On campus, students at the University of Maryland, Baltimore County have access to the Leisure Reading Collection on the first floor of the Albin O. Kuhn Library and Gallery. The collection began over 10 years ago in order to provide university students and staff with more titles for entertainment than an academic library typically collects, according to Katy Sullivan, Head of Reference for the library. Sullivan selects ten books each month to add to the collection, referencing recommendations submitted through an online form, bestseller lists and other libraries’ collections in order to keep the Leisure Reading Collection filled with relevant titles.
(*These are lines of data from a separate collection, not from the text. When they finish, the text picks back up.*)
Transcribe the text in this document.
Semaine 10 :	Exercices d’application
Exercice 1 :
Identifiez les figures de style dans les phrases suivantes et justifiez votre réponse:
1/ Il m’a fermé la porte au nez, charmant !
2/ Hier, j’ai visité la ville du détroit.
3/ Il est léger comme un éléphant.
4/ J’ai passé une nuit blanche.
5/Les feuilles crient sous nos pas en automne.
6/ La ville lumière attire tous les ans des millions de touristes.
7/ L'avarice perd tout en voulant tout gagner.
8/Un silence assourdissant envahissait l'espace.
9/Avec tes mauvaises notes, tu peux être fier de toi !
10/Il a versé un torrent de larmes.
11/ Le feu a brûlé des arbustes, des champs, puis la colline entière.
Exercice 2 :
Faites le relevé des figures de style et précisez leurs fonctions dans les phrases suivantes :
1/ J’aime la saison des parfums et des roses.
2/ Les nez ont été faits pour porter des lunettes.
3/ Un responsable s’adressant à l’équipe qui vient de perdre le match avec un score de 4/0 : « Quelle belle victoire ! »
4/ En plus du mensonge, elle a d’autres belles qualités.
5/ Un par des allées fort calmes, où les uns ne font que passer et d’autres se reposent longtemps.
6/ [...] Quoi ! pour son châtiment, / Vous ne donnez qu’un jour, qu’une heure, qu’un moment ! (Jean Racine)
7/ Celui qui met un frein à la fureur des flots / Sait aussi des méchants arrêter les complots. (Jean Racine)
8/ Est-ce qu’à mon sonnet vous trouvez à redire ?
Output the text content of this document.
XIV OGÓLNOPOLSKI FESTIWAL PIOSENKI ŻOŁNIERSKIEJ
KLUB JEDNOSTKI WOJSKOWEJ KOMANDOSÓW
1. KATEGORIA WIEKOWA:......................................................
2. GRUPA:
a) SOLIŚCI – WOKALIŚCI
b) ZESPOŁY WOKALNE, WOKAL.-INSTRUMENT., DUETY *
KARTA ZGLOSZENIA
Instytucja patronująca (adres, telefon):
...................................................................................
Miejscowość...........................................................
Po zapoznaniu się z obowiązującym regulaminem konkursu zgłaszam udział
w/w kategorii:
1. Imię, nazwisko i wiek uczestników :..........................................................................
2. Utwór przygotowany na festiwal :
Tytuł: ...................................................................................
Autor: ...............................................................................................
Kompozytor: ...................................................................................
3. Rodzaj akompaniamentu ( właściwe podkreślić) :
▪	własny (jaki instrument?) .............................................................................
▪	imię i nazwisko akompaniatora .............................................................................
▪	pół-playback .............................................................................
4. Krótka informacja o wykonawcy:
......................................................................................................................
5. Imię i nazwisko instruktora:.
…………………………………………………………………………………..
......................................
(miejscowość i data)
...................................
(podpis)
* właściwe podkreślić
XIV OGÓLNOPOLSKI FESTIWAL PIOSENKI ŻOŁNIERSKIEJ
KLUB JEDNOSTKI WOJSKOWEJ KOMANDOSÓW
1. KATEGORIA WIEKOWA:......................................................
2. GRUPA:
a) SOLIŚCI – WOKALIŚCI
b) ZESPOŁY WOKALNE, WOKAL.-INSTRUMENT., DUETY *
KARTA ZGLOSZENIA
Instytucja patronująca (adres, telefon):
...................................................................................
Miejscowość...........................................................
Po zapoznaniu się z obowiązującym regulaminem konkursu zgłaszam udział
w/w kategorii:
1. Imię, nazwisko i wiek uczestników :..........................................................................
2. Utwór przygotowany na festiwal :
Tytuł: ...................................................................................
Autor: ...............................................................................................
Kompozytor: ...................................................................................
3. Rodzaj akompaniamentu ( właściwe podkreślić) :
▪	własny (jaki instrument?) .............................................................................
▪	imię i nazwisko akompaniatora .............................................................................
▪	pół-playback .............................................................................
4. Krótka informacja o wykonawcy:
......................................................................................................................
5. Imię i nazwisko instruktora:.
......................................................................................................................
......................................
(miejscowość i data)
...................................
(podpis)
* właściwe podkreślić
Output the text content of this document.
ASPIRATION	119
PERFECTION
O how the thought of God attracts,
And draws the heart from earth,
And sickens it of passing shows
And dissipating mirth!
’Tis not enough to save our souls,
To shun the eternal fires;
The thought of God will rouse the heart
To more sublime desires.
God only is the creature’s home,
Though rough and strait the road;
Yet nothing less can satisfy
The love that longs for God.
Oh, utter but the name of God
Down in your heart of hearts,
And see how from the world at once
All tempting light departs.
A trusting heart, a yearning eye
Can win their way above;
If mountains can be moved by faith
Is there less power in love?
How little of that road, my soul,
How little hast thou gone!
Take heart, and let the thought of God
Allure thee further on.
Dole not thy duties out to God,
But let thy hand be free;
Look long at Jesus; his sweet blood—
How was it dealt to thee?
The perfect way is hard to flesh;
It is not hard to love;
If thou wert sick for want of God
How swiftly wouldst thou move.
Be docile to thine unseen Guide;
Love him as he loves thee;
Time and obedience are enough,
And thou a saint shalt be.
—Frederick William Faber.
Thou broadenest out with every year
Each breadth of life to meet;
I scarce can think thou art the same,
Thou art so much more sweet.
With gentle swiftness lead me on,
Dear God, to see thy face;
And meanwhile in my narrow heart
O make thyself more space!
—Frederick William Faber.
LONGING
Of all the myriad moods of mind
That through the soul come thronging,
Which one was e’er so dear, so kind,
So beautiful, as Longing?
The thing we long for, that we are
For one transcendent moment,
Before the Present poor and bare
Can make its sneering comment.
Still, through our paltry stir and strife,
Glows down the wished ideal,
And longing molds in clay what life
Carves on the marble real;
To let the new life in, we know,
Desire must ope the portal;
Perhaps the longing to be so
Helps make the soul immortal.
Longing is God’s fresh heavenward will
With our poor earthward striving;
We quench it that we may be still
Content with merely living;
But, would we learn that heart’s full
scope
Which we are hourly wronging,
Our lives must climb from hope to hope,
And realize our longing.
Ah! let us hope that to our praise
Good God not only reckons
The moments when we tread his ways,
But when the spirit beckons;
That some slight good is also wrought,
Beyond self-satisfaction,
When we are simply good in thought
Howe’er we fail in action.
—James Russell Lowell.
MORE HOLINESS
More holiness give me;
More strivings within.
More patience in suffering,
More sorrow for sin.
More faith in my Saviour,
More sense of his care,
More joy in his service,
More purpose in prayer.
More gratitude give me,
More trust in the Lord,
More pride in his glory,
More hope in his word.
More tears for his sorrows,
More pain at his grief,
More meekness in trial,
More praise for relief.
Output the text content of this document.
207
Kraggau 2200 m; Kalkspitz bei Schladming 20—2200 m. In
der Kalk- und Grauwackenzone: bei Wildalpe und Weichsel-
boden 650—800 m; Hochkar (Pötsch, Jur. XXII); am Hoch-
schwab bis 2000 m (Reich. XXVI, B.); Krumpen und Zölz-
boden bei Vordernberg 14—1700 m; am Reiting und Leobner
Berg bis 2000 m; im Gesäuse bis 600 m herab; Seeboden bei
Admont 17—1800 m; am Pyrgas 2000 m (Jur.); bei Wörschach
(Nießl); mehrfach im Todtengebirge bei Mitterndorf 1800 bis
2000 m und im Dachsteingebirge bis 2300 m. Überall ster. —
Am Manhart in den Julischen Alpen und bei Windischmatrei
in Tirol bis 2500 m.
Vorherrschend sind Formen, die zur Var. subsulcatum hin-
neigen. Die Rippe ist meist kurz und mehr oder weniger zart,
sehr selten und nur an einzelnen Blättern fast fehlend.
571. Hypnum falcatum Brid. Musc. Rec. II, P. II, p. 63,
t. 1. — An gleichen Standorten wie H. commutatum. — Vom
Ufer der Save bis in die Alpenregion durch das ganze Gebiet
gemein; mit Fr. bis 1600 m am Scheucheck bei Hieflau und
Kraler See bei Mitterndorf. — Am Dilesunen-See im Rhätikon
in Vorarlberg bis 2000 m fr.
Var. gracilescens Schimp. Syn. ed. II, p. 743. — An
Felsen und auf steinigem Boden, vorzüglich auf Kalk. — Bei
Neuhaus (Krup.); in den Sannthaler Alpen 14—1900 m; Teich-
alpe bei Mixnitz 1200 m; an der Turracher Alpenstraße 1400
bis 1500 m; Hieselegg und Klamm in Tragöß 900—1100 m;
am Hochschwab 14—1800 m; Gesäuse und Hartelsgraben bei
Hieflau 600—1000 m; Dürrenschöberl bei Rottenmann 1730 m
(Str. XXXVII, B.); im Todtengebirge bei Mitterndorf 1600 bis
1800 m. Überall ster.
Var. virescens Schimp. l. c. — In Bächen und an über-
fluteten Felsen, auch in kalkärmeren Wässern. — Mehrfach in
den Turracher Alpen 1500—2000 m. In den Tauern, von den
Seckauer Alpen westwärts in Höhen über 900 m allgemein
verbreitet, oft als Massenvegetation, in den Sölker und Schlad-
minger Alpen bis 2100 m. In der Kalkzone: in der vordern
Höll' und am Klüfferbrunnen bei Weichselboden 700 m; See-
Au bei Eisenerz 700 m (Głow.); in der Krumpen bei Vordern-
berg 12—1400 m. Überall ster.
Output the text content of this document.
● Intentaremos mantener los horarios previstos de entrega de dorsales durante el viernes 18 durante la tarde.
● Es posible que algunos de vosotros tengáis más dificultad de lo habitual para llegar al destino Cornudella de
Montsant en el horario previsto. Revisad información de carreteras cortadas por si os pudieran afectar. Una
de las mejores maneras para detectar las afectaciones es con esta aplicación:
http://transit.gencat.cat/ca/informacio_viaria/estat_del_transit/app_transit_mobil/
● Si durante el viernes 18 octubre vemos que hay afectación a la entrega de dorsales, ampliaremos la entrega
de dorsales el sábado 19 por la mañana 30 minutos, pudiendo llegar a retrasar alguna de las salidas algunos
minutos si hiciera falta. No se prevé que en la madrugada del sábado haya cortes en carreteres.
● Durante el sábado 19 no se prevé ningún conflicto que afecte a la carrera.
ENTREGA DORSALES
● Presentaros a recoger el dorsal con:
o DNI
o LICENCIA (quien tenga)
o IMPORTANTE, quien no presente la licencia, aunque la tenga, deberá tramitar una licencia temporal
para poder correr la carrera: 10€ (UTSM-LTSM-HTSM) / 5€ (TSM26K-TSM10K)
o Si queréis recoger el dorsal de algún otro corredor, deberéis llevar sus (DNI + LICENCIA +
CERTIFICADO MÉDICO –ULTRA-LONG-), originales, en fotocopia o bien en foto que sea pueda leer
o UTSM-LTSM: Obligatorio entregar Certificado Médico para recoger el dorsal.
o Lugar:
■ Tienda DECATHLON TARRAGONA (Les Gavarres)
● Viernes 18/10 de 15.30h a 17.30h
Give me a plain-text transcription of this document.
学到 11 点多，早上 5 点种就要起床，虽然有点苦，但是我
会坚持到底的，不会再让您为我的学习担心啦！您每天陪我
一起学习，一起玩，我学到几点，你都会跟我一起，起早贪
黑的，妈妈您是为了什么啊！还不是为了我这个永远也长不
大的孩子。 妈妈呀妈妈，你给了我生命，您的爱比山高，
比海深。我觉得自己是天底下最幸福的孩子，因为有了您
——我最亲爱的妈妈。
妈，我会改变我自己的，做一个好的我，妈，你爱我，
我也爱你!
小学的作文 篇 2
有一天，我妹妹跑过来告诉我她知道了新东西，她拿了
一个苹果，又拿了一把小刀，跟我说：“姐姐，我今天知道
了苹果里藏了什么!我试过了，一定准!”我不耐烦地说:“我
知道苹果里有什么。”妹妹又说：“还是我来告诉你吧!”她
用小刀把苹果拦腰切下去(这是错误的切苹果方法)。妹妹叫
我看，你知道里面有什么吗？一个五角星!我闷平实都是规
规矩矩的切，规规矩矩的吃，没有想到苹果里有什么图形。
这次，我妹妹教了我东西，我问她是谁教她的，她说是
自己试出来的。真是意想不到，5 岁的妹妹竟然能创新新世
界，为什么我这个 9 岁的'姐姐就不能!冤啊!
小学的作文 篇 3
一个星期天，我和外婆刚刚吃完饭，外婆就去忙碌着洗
Sullivan works closely with Lynda Aldana, Associate Director of Technical Services, who orders the books and other library staff from several departments to maintain the collection and the room in it’s in. Once a year, library staff remove one hundred books from the shelves, moving them to the main AOK stacks or donating them, to make room for newer and more popular titles in the limited space. Age and circulation together determine whether a title remains; Sullivan describes the collection as “highly circulating,” meaning students check out the books at a high rate, with only approximately seventy percent of titles on the shelves at a given time. Students use the first-floor space, naturally, to read and also to study and take naps on the comfortable chairs, creating a quiet atmosphere of relaxation amid the hectic pace of college life.

For the rest of the Spring 2020 semester, per President Hrabowski’s March 19 announcement via email, classes will take place online and campus will be open in a limited capacity, making it likely that the AOK library will remain closed. This means that UMBC students stuck at home will not have access to the physical books in the Leisure Reading Collection. Given their typical high circulation, it seems that UMBC students want to keep reading. They can do so while making use of UMBC resources by using ebooks that are available on the AOK website.

According to a March 16 WBALTV  article, many public libraries in Maryland are also closed during the month of March, and it is unclear whether they will reopen. In the meantime, many Maryland residents can access free ebooks through their county libraries’ websites; these include the Baltimore County Public Library, the Enoch Pratt Free Library of Baltimore City, the Howard County Library System, and the Anne Arundel County Public Library. Residents of other counties and states can check online to see whether their local library systems offer similar services.

Some other online databases, although less likely to include new popular titles, provide thousands of e-books featuring fiction and non-fiction, especially classics. Project Gutenberg and the Library of Congress both offer free online collections without requiring user information. Other sites, including Manybooks, Smashwords and Open Library, provide more free options for e-books, but require users to create accounts and sign up. 

If they are willing to spend money, students can also read a wide variety of books online through paid services. Kindle through Amazon and Nook through Barnes & Noble both offer a great variety of new releases from major publishers as soon as they come out. Audible, another Amazon company, provides audiobooks to download and listen to; offers for free trials exist on the main site and through affiliate links on other sites such as YouTube. 

The leisure reading collection is a resource that many UMBC students utilize. Though it is currently unavailable as the AOK library is closed, students can access books online to read for fun while maintaining social distancing during the coming weeks. Making the most of these reading opportunities can help students pass the time and feel connected to other readers while away from campus.